This week the Central Banks of Australia and the United Kingdom, decide on their monetary policy. In this sense, the Reserve Bank of Australia, reported its decision in the last hours.
In general terms, the official statement does not report changes during the month of August, since the RBA will maintain the interest rate at 0.10%.
Still, the RBA will continue to buy government assets at the rate of $ 5 billion a week through early September. After that, it will maintain a purchase rate of $ 4 billion per week.
In the RBA statement, they highlighted a better than expected economic recovery.
However, the recent outbreaks of the Delta variant will interrupt the pace of recovery and GDP is expected to decline in the September quarter. With this, they also expect effects on the labor market. It has recovered faster than expected, and the unemployment rate fell further to 4.9% in June.
Regarding the RBA’s expectations, they expect a gradual recovery in both wage growth and core inflation. This is subject to the evolution of the spread of the virus and the expectations of vaccination of the population against the covid, affecting border openings and economic activity.
Given this, they will maintain flexibility when making decisions about the asset purchase policy and the interest rate, in accordance with inflationary and full employment objectives.
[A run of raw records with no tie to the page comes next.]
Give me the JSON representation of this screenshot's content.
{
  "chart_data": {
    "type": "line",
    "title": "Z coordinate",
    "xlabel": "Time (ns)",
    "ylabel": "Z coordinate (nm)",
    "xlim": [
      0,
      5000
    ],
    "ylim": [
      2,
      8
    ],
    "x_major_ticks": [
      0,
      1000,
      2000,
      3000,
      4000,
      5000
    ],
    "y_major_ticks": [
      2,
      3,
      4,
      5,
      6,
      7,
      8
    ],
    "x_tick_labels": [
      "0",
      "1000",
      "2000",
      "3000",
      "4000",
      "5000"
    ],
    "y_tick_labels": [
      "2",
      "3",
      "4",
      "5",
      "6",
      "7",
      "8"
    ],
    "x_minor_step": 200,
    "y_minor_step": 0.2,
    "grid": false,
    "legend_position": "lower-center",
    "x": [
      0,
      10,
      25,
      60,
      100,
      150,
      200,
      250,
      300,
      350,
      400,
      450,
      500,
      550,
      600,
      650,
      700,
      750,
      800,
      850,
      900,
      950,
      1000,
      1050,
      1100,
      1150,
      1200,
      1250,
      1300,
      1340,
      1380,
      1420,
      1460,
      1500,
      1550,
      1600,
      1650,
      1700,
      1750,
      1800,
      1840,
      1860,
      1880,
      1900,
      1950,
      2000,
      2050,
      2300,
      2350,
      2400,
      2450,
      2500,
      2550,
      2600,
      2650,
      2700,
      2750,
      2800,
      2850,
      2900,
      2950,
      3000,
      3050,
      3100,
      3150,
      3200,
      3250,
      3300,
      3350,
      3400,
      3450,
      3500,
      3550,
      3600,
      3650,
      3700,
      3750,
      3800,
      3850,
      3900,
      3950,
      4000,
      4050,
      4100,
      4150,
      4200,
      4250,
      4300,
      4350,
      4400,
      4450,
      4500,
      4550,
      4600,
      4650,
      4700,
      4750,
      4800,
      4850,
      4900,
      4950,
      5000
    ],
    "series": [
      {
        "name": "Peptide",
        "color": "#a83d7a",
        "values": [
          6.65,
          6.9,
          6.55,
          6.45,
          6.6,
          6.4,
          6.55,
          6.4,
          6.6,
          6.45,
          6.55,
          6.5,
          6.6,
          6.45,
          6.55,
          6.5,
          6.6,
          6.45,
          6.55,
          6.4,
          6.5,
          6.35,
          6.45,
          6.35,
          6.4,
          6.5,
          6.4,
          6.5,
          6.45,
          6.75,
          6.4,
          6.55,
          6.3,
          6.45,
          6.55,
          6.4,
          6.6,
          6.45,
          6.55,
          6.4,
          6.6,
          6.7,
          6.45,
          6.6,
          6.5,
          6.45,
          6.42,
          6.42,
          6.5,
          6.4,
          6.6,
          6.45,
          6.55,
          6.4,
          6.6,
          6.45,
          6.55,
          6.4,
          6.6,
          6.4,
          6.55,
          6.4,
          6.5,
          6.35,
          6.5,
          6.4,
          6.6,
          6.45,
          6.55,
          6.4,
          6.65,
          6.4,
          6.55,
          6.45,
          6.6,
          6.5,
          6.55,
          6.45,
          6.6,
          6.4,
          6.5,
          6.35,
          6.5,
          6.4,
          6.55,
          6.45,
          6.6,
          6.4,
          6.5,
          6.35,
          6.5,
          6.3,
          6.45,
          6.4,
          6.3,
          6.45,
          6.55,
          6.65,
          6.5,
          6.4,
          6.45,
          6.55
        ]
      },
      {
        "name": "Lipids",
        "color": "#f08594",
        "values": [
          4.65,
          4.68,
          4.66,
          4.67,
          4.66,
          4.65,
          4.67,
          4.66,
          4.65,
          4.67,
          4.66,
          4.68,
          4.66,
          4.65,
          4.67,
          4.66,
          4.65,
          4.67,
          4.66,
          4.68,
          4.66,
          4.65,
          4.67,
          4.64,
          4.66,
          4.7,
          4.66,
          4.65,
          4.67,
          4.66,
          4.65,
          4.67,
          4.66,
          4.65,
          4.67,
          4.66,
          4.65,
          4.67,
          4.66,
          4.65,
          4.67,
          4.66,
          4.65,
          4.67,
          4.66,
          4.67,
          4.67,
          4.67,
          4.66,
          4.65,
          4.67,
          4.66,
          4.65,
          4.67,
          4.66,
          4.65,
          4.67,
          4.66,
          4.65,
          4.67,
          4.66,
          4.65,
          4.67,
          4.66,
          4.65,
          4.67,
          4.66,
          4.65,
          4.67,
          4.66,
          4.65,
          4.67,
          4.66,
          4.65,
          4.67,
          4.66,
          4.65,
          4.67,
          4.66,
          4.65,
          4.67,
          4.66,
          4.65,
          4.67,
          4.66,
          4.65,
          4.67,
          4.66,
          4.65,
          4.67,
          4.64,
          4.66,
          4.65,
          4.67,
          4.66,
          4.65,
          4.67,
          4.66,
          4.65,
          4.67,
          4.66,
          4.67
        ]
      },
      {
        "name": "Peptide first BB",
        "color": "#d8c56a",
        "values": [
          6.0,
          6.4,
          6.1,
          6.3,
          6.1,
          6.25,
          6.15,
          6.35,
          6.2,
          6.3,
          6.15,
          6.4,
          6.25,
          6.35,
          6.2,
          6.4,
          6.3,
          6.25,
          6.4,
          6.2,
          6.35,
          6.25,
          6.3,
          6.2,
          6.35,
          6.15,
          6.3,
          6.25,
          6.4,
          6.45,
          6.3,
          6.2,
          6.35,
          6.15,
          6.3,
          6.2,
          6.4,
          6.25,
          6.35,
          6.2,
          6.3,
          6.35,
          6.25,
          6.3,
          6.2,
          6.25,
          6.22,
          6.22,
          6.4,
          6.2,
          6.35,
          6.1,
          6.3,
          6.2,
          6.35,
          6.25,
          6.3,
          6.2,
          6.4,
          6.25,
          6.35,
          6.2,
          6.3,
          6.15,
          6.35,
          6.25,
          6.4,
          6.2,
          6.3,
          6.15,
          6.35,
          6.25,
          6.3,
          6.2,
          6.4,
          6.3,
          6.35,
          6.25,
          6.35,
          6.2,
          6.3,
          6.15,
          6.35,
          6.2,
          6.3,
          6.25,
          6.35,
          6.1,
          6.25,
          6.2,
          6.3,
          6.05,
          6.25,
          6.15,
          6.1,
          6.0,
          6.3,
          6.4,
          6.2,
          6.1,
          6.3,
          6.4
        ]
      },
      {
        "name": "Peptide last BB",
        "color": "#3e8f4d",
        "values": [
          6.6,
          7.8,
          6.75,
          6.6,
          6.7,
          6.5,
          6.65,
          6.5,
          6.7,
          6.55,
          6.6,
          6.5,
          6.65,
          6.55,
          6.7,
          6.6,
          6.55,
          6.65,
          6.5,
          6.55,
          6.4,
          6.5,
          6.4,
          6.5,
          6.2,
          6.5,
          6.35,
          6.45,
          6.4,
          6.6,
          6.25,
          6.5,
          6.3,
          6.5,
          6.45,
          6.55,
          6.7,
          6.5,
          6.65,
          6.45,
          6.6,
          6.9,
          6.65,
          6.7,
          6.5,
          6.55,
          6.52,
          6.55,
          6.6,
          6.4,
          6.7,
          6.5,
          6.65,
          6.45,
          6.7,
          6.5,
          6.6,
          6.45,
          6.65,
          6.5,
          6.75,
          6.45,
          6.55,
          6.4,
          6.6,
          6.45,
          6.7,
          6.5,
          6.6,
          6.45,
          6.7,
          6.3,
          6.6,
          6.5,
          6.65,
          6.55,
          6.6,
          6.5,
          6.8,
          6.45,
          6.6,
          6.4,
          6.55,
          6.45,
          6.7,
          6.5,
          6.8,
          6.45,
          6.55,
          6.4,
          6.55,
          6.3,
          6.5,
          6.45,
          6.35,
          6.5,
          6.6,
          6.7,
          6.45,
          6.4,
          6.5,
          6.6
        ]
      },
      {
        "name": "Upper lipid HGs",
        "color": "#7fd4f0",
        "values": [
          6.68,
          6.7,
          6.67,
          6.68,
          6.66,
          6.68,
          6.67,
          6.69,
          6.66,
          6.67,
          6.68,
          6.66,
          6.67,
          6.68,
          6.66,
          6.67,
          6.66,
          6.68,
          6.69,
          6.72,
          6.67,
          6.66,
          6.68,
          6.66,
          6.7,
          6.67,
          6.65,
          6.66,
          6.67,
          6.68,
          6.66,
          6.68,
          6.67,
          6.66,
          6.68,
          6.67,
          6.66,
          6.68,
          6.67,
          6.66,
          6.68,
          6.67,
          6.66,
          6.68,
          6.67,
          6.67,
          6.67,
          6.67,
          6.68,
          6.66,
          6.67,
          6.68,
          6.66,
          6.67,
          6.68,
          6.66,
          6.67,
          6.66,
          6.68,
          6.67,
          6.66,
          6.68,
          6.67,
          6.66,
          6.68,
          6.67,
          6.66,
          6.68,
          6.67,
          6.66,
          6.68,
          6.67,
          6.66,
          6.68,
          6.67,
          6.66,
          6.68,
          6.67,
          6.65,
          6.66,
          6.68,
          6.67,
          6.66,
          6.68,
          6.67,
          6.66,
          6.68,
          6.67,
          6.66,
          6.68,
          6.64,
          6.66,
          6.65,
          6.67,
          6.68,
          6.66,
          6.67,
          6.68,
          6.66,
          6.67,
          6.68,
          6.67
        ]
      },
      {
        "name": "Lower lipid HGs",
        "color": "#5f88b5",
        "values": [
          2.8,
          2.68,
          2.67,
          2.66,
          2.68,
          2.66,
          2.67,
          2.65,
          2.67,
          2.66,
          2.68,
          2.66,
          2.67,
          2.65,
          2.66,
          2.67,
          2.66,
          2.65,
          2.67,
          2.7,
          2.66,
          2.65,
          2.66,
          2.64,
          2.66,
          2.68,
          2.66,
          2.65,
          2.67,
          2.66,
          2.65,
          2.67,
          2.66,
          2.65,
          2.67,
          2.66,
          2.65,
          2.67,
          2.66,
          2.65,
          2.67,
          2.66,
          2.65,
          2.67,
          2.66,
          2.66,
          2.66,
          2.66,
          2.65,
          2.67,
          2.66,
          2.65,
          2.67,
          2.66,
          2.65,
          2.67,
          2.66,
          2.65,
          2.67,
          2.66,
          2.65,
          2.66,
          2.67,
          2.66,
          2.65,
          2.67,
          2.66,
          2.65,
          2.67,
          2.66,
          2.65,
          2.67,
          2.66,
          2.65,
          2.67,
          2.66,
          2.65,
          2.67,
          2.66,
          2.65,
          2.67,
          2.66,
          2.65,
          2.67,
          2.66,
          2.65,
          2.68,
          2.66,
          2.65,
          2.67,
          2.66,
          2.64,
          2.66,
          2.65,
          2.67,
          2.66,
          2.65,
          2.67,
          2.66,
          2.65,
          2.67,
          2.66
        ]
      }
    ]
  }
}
Regarding the expectations of the decisions that the Bank of England will make, no resounding changes are projected. The decision is contextualized in a scenario of containment of the new Delta variant, which adds optimism to the markets due to the positive economic results. For this reason, it is expected that the evaluation that they will carry out regarding the economic performance will be optimistic and, based on this, there will be indications about upcoming changes.
Monetary policy and asset purchase policy is expected to continue and it is still uncertain when they will begin to reduce it. Regarding the interest rate, no changes are expected for it, remaining at 0.1%. For the decision-making committee, withdrawing the stimulus too soon would be an even greater risk. However, there are already debates about when to implement changes or maintain it due to changes in inflation, which is currently at 2.5%.